The site reproduces some of Wright’s work:
“There were, in short, two kinds of rationalism in religion in the eighteenth century. One was Deism, which maintained that the unassuming intellectual powers of man can discover the essential doctrines of religion: the existence of God, the obligations resting on men of piety towards their Creator and of benevolence towards one another, and a future state of rewards and punishments. For the true deist, these tenets of Natural Religion were enough, without any doctrines of Revealed Religion. The other kind of rationalist agreed with the deist that there is such a thing as Natural Religion, but denied its adequacy, insisting that it must be supplemented with additional doctrines which come to us by a special divine revelation of God’s will. We shall never understand the religion of the Age of Reason until we recognize that, from the point of view of that century, the difference between these two kinds of rationalism was simply tremendous. We have been led to suppose that because both groups believed in Natural Religion, they were, after all, pretty much alike. It is historically much more nearly correct to say that because one group accepted the Christian revelation, while the other did not, the gulf between them was considered to be unbridgeable.”
“[From the point of view of our supernatural rationalist forebears] Revealed Religion is as rational as Natural Religion, not in the sense that its principles are discovered by the bare use of reason, but in the sense that reason accepts them and approves them as soon as they are known.”
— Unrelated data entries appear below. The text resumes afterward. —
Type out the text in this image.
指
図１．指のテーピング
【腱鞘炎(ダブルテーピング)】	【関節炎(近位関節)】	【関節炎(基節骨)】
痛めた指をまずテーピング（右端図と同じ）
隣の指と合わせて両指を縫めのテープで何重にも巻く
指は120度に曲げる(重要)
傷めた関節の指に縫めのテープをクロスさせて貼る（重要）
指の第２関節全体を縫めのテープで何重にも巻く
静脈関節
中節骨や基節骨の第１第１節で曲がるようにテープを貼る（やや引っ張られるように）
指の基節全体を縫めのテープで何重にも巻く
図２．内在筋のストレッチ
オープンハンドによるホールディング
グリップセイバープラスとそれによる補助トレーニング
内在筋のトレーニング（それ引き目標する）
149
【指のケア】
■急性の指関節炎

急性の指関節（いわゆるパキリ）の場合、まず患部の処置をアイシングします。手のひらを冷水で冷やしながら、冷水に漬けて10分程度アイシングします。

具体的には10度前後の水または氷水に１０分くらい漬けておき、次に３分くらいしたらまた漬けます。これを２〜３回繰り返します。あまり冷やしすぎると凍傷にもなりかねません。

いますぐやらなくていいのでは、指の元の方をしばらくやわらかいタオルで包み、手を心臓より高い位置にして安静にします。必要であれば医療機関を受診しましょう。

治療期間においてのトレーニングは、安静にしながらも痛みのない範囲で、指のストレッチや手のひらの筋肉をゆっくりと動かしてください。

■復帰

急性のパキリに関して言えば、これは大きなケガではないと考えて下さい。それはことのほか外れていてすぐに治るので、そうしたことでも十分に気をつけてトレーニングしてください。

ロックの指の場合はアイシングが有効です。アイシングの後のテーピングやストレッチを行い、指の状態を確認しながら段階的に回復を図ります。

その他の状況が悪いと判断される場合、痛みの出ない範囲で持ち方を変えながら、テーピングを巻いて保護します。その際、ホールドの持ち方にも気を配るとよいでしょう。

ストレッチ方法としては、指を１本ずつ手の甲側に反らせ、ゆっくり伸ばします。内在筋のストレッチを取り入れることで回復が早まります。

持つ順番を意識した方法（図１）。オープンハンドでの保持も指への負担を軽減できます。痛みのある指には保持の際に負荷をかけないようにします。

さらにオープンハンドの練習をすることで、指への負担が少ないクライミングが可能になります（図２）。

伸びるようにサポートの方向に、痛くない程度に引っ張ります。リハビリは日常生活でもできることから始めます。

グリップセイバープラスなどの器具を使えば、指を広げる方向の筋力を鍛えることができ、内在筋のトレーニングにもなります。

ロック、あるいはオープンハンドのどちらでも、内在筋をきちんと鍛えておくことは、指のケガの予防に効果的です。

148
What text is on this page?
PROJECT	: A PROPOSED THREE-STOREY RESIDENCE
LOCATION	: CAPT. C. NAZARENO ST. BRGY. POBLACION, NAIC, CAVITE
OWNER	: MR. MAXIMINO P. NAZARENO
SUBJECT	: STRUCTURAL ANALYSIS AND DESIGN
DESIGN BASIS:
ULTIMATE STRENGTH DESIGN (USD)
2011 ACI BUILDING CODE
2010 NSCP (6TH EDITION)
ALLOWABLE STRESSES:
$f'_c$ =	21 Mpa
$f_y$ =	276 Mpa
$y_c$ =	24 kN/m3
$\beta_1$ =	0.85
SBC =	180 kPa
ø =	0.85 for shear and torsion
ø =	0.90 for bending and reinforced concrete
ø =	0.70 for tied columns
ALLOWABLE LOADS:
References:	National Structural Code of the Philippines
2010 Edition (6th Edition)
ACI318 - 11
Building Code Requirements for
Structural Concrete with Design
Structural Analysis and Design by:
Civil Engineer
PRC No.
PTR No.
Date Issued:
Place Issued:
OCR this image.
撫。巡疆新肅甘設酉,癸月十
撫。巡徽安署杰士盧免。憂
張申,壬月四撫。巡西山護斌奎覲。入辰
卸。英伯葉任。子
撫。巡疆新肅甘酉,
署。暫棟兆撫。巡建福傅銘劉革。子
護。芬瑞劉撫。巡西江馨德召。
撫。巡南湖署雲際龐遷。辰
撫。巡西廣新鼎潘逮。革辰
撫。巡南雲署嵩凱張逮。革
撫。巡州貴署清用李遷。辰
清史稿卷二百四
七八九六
“Here, then, are the essential principles of what we have called–for lack of a better name–‘Supernatural Rationalism.’ Like the deists, the supernatural rationalists asserted the validity of Natural Religion, arguing for the existence of God largely in terms of a Creator who set the heavenly bodies moving harmoniously in their orbits. Unlike the deists, they also asserted the validity of Revealed Religion, which may present doctrines that are above reason, but not contrary to it. Like the deists, they assumed that acceptance of the claims of a particular religion to be a divine revelation is solely a matter of historical evidence and logical analysis. Unlike the deists–and skeptics like Hume–they were persuaded by the historical evidence for Christianity, especially the miracles. Other bases for Christian faith were set aside; its claims do not rest on religious experience, or on tradition, or on the authority of the Church, or on the witness of the Spirit, which had once assured the Puritan that the Bible was truly the Word of God.”
Again I would note the reliance on reason led some of these “supernatural rationalists” to conclude that only parts of the Bible were “rational” and thus “divinely inspired” by a benevolent, rational God. And moreover, reason led many of them to deny the tenets of Christianity’s historic orthodoxy, i.e. original sin, the trinity, incarnation, atonement, etc.
On miracles, again reason was the test. Only miracles recorded in the Bible that had some kind of rational basis were accepted as valid. Some unitarians like Priestley and Adams accepted the Resurrection, not of an incarnate God who atoned for man’s sins ascending to Heaven, but the act of a benevolent God doing for the most moral man (Jesus of Nazareth), what He may one day do for all good men, perhaps for all men.
Ben Franklin, who, like many of these rationalists, denied the trinity, elevated reason over revelation and held certain things in the Bible were impossible to have been given by divine inspiration, nonetheless believed in bodily resurrection. From a self-epitaph he wrote:
The Body of
Like the Cover of an old Book,
Its Contents torn out,
And stript of its Lettering and Gilding,
Lies here, Food for Worms.
But the Work shall not be whlly lost:
For it will, as he believ’d, appear once more,
In a new & more perfect Edition,
Corrected and Amended
By the Author.
He was born on January 6, 1706.
Franklin also believed in the turning of water into wine at Cana as a “rational” miracle.
It is a mistake, some religious conservatives make, to then note “look at how religious even the Deists Franklin and Jefferson were,” and therefore conclude all of the other Founders were traditional Christians. No, Jefferson, Franklin and John Adams all clearly explicated their religious beliefs and all were agreed on these basics. And though Washington, Madison, Wilson, G. Morris and Hamilton (before the end of his life) said and did things that contradicted Thomas Paine style “strict Deism,” their words and deeds were entirely consistent with this more moderate hybrid religious system (what Conrad Wright terms “supernatural rationalism”) about which Jefferson, Franklin and Adams commonly wrote.